Issue: Foreclosures
Profiles: Back to the mobile home
Wednesday, July 20th, 2011
The Investigative Reporting Workshop and New America Media profiled those hardest hit by the foreclosure crisis in communities of color.
INDIO, Calif. — Santiago Vargas sits on a wooden bench under the awning of his mobile home, looking at another bill he just picked up from his mailbox.
“I thought the American Dream meant owning your home, but for me it was just paying bills,” he said with a laugh, reflecting on an 18-month ordeal that took his family from a trailer park to a new house and back again.

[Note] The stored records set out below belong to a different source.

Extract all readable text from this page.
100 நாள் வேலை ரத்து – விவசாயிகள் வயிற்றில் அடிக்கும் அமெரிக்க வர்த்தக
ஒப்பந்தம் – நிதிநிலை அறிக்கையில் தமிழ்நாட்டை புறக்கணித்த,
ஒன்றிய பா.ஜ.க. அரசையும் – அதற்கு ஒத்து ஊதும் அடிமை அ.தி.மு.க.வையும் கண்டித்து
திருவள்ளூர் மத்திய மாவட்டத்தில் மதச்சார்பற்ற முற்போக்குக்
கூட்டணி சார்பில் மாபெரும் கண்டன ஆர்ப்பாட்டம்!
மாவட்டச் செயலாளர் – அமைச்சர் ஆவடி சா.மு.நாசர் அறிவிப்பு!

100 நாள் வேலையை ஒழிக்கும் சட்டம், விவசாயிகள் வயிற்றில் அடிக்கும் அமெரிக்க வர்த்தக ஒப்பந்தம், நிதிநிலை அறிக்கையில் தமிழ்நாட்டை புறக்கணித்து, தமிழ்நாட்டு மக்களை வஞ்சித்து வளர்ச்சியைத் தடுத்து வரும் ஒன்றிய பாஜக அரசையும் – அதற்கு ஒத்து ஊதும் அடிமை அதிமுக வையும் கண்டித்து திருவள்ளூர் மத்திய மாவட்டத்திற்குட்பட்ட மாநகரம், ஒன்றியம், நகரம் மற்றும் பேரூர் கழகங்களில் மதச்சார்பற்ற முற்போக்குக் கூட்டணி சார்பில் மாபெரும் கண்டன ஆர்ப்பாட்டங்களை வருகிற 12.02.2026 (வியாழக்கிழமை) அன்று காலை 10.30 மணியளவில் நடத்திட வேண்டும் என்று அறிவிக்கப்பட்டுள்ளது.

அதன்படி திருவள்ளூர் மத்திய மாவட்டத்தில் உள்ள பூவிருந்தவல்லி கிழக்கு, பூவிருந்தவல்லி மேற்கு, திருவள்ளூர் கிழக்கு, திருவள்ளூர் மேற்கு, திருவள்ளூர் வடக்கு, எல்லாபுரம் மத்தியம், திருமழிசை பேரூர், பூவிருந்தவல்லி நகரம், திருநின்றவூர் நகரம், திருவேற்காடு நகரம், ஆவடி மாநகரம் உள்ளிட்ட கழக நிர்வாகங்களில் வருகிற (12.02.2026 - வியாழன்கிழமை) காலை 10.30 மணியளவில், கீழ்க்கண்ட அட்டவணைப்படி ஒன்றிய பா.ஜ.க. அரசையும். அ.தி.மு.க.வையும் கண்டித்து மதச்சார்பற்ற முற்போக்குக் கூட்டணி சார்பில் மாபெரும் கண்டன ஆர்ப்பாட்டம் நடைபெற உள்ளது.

Vargas, his wife and three of his four children, have lived in this two-bedroom mobile home since losing their house to foreclosure three years ago. His oldest daughter and her family live just a few blocks away in the same trailer park. But it was not too long ago that all of them lived under the same Spanish-tiled roof in a spacious new home in nearby Coachella.
Photo by Joseph Rodriguez
Santiago Vargas, unable to afford mortgage payments on his house, said moving into a mobile home was a relief.
“I never imagined I could provide such a beautiful home for my family,” he said in Spanish. “New appliances, new furniture, new everything.”

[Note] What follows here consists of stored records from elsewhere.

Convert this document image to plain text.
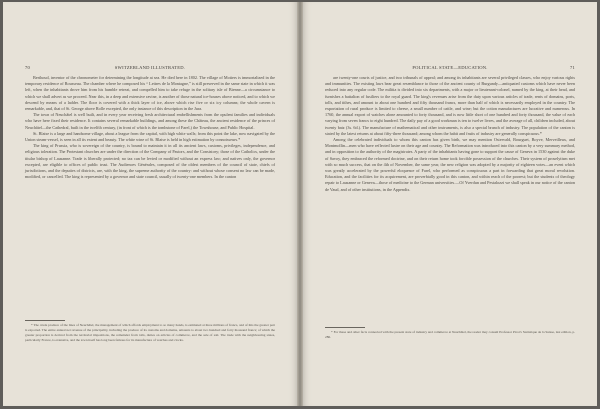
70	SWITZERLAND ILLUSTRATED.

Berthoud, inventor of the chronometer for determining the longitude at sea. He died here in 1802. The village of Motiers is immortalized in the temporary residence of Rousseau. The chamber where he composed his “ Lettres de la Montagne,” is still preserved in the same state in which it was left, when the inhabitants drove him from his humble retreat, and compelled him to take refuge in the solitary isle of Bienne—a circumstance to which we shall advert as we proceed. Near this, in a deep and extensive ravine, is another of those natural ice-houses above noticed, and to which we descend by means of a ladder. The floor is covered with a thick layer of ice, above which rise five or six icy columns; the whole cavern is remarkable, and, that of St. George above Rolle excepted, the only instance of this description in the Jura.

The town of Neuchâtel is well built, and in every year receiving fresh architectural embellishments from the opulent families and individuals who have here fixed their residence. It contains several remarkable buildings, and among these the Château, the ancient residence of the princes of Neuchâtel—the Cathedral, built in the twelfth century, (in front of which is the tombstone of Farel,) the Townhouse, and Public Hospital.

St. Blaise is a large and handsome village, about a league from the capital, with high white walls; from this point the lake, now navigated by the Union steam-vessel, is seen in all its extent and beauty. The white wine of St. Blaise is held in high estimation by connoisseurs.*

The king of Prussia, who is sovereign of the country, is bound to maintain it in all its ancient laws, customs, privileges, independence, and religious toleration. The Protestant churches are under the direction of the Company of Pastors, and the Consistory; those of the Catholics, under the titular bishop of Lausanne. Trade is liberally protected; no tax can be levied or modified without an express law; and natives only, the governor excepted, are eligible to offices of public trust. The Audiences Générales, composed of the oldest members of the council of state, chiefs of jurisdictions, and the deputies of districts, are, with the king, the supreme authority of the country: and without whose consent no law can be made, modified, or cancelled. The king is represented by a governor and state council, usually of twenty-one members. In the canton

* The crude produce of the lines of Neuchâtel, the management of which affords employment to so many hands, is estimated at three millions of francs, and of this the greater part is exported. The entire annual net revenue of the principality, including the produce of its customs and domains, amounts to about two hundred and forty thousand francs; of which the greater proportion is derived from the territorial impositions, the remainder from tolls, duties on articles of commerce, and the sale of salt. The trade with the neighbouring states, particularly France, is extensive, and the town itself has long been famous for its manufacture of watches and clocks.

POLITICAL STATE—EDUCATION.	71

are twenty-one courts of justice, and two tribunals of appeal; and among its inhabitants are several privileged classes, who enjoy various rights and immunities. The existing laws bear great resemblance to those of the ancient county of Burgundy—antiquated customs which have never been reduced into any regular code. The militia is divided into six departments, with a major or lieutenant-colonel, named by the king, at their head, and furnishes a battalion of fusiliers to the royal guard. The king's revenues arise from the duty upon various articles of trade, rents of domains, ports, tolls, and tithes, and amount to about one hundred and fifty thousand francs, more than half of which is necessarily employed in the country. The exportation of rural produce is limited to cheese, a small number of cattle, and wine; but the cotton manufactures are lucrative and numerous. In 1760, the annual export of watches alone amounted to forty thousand, and is now little short of one hundred and forty thousand, the value of each varying from seven francs to eight hundred. The daily pay of a good workman is ten to twelve livres, and the average of all, children included, about twenty batz (3s. 6d.). The manufacture of mathematical and other instruments, is also a special branch of industry. The population of the canton is stated by the latest returns at about fifty-three thousand; among whom the habit and fruits of industry are generally conspicuous.*

Among the celebrated individuals to whom this canton has given birth, we may mention Ostervald, Bourguet, Boyve, Merveilleux, and Montmollin—men who have reflected lustre on their age and country. The Reformation was introduced into this canton by a very summary method, and in opposition to the authority of the magistrates. A party of the inhabitants having gone to support the cause of Geneva in 1530 against the duke of Savoy, they embraced the reformed doctrine, and on their return home took forcible possession of the churches. Their system of proselytism met with so much success, that on the 4th of November, the same year, the new religion was adopted by a majority of eighteen votes—an event which was greatly accelerated by the powerful eloquence of Farel, who performed as conspicuous a part in forwarding that great moral revolution. Education, and the facilities for its acquirement, are proverbially good in this canton, and within reach of the poorest; but the students of theology repair to Lausanne or Geneva—those of medicine to the German universities.—Of Yverdun and Pestalozzi we shall speak in our notice of the canton de Vaud, and of other institutions, in the Appendix.

* For these and other facts connected with the present state of industry and commerce at Neuchâtel, the reader may consult Professor Picot's Statistique de la Suisse, last edition, p. 286.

Only seven years earlier, Vargas, now 48, and his family left the border town of Mexicali for the Coachella Valley. Vargas found work with a local farmer. When his boss opened a trailer park, he asked Vargas to manage the property in exchange for free rent, while continuing to get paid for farm work.
After his eldest daughter married, she and her husband proposed that the families pool their resources and buy a home together. Vargas and his wife were overjoyed to have their entire family together again in a 3,000-square-foot home in a new development in Coachella.
“I felt so happy, but it was only for a very short time,” he said.
A year after moving into their dream home, Vargas’ son-in-law lost his construction job. Unable to pay their share of the mortgage, the young couple — by then expecting their first child — moved into a trailer park in Indio. Vargas was unable to make the payments on his own.
“It was a terrible time,” he recalled. “I was scared that I would come home from work to find my family on the street.”
Vargas stayed in the house until he saved enough money to buy a trailer.
“I felt so bad moving my family out of our home, but at the same time it was such a relief for me,” he said. “The stress of keeping the home was not worth it.”
He was not alone. Many of his neighbors lost their homes and the once desirable community was soon in disarray. He says the bank ended up selling his former home for one-third of the price he paid for it.
The support of his wife and daughters helped to make the move easier. His wife found the nicest mobile home they could afford without taking out a loan, and his daughters didn’t complain when they had to switch schools.
“I know my daughter wanted to raise her family in that house, and that makes me sad,” he said. “I know she still dreams of having her own home.”
Vargas too still dreams of moving out of the trailer park into a roomier place with his own yard and more privacy.
“I would love to be back in a home,” he said, wistfully. “But it would be a small home, a simple home. One that I can afford on my own.”